Catch Me If You Can: A Few Thoughts On The Analysis Of Poverty Convergence In LAC
In 1951, Alexander Gerschenkron coined the concept of "advantages of backwardness" to illustrate the fact that less developed countries could borrow from the experience (and technologies of production) of developed ones to "catch up" with them. Such notion can be associated to what formal economic models have called"conditional convergence", the fact that economies with different initial levels of income would converge over time, controlling for heterogeneity in economic policies and institutions.
While convergence in income is derived from classic assumptions regarding the decreasing pattern in terms of marginal returns to capital as the stock increases, if income growth and poverty reduction are closely associated, an analogous phenomenon could be expected to take place when we look at the rates of poverty reduction across countries.
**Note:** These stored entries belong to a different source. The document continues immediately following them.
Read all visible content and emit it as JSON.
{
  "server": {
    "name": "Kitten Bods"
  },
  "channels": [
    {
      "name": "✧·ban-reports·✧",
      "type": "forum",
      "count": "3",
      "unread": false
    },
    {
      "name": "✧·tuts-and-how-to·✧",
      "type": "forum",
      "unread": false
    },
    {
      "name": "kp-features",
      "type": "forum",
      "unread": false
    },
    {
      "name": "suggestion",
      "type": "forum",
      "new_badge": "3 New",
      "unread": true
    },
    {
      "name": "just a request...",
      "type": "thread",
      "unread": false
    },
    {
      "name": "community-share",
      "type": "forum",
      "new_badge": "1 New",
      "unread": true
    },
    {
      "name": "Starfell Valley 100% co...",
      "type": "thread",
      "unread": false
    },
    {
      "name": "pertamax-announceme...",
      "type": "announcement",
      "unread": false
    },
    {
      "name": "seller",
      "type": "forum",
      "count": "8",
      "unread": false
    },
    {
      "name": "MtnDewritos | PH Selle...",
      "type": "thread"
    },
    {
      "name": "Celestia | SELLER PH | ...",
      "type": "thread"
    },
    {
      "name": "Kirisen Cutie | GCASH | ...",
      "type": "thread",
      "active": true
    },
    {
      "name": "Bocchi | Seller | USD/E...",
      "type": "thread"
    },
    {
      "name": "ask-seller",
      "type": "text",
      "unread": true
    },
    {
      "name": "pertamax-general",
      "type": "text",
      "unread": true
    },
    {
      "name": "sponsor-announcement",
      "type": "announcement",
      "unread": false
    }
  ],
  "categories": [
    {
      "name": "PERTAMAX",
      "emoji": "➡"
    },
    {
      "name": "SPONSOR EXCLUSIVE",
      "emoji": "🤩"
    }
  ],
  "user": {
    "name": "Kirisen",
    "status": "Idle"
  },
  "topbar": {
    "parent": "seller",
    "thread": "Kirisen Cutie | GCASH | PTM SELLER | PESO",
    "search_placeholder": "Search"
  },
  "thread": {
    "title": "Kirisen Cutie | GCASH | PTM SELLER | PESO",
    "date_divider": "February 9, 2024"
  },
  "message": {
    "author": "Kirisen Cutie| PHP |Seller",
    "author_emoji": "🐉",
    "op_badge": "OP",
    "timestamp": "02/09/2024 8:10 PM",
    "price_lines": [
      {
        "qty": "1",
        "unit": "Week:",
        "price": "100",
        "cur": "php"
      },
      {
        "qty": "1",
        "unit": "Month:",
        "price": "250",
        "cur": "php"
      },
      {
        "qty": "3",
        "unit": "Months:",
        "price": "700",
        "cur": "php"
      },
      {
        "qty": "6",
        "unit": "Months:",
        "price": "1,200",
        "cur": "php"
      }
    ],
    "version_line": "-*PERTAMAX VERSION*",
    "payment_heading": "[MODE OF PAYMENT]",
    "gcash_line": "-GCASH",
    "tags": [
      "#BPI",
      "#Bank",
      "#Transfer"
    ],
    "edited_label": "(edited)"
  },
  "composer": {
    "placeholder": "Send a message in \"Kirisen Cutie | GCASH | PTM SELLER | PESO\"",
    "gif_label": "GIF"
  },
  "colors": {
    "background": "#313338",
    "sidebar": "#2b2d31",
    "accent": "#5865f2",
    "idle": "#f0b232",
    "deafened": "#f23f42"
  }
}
Thus, building on the fact that economic growth and poverty reduction are indeed correlated, it would not be strange to observe countries with higher rates of poverty reducing them at a faster pace than those with lower rates—in the same way that poorer countries grow at faster rates than richer ones. It would be an implication of the growth convergence itself, though it involves specific assumptions with respect to the pattern of growth incidence (distribution).
However, when testing this idea seven years ago on data for 90 developing countries, World Bank economist Martin Ravallion did not find the existence of “poverty convergence.” He argued that high levels of poverty were themselves the reason behind this as (i) countries with a higher initial incidence of poverty tended to experience a lower rate of growth and (ii) high poverty rates made it harder to achieve any given proportionate impact on poverty through growth in the mean.
How about convergence of regions within countries? Two colleagues and I tested this hypothesis at the sub-national level with data for Mexico’s municipalities for a long span of time and found that (i) mean per capita income in the poorest municipalities grew consistently faster than in richer counterparts, (ii)the process of income convergence effectively translated into an unambiguous process of poverty convergence; (iii) the growth of income among the poorest in a context of disappointing overall economic growth, promoted sizeable reductions in food poverty rates, which relates to the fact that active redistribution took place during that period (thus: redistribution accelerates convergence).
This #GraphForThoughtlooks at what the data says regarding the idea of poverty convergence through the lens of multidimensional poverty (instead of income poverty), a phenomenon for which there is no actual theoretical foundation. The analysis does so byusing Haiti’s sub-nationaldata from the 2019 global MPI update recently released by UNDP and OPHI. (Haiti is the country in the region where MPI recent trends over time where made available in this version of the report so it’s not obvious to extrapolate the conclusions).
In the figure, regions within Haiti are ordered along the horizontal axis according to their MPI in 2012—from lowest to highest. That is, the richest region (with the lowest MPI) is at the far left and the poorest region (with the highest MPI) is at the far right. The vertical axis shows the absolute reduction in MPI from 2012-2017.As the blue bars tend to grow longer toward the right side of the figure, we can see that many poorer regions are reducing multidimensional poverty faster than richer regions. Although not perfectly, this means that we do observe a pattern in which poorer regions are “catching up” with less poor regions.
Why is this important? As the 2019 global MPI Report “Illuminating Inequalities” stresses, there is considerable heterogeneity among regions within countries (as is the case of Haiti, with a headcount of MPI ranging between 26% and 58%) and it is no longer pertinent to talk about rich versus poor countries. Analysis for Haiti is far from being representative of the bigger question, while being interesting given the low-income context. Understanding how poverty reduction rates vary across regions of the same country is important to keep in mind when designing effective policies and MPIs emerge as a policy coordination toolto focus efforts depending on places or even groups of the population based on MPIs. For instance, a relatively robust pattern in the MPI figures is that ages bracket [0-17] and [65,+] show a higher incidence of poverty than the middle age bracket [18, 64]. Hence,authorities should take note of it and promote policies accordingly.
As mentioned above, there is no theory behind the notion of multidimensional poverty convergence. The mechanisms by which poorer regions reduce poverty faster deserve further scrutiny. We argue here that a model should be founded in a political economy analysis and the dynamics of power asymmetries in the definition of national versus cross-regional allocation of resources. It can be conjectured that these patterns respond to discontinuities of the State across territory in investments in areas linked to the deprivations MPI measures (Education, Health, Living Standards) are part of the explanation. This #GraphForThought is an invitation to think whether and how households in the poorest areas can catch up with those in the richest ones, and what are the implications for the global discussion on SDG “localization”.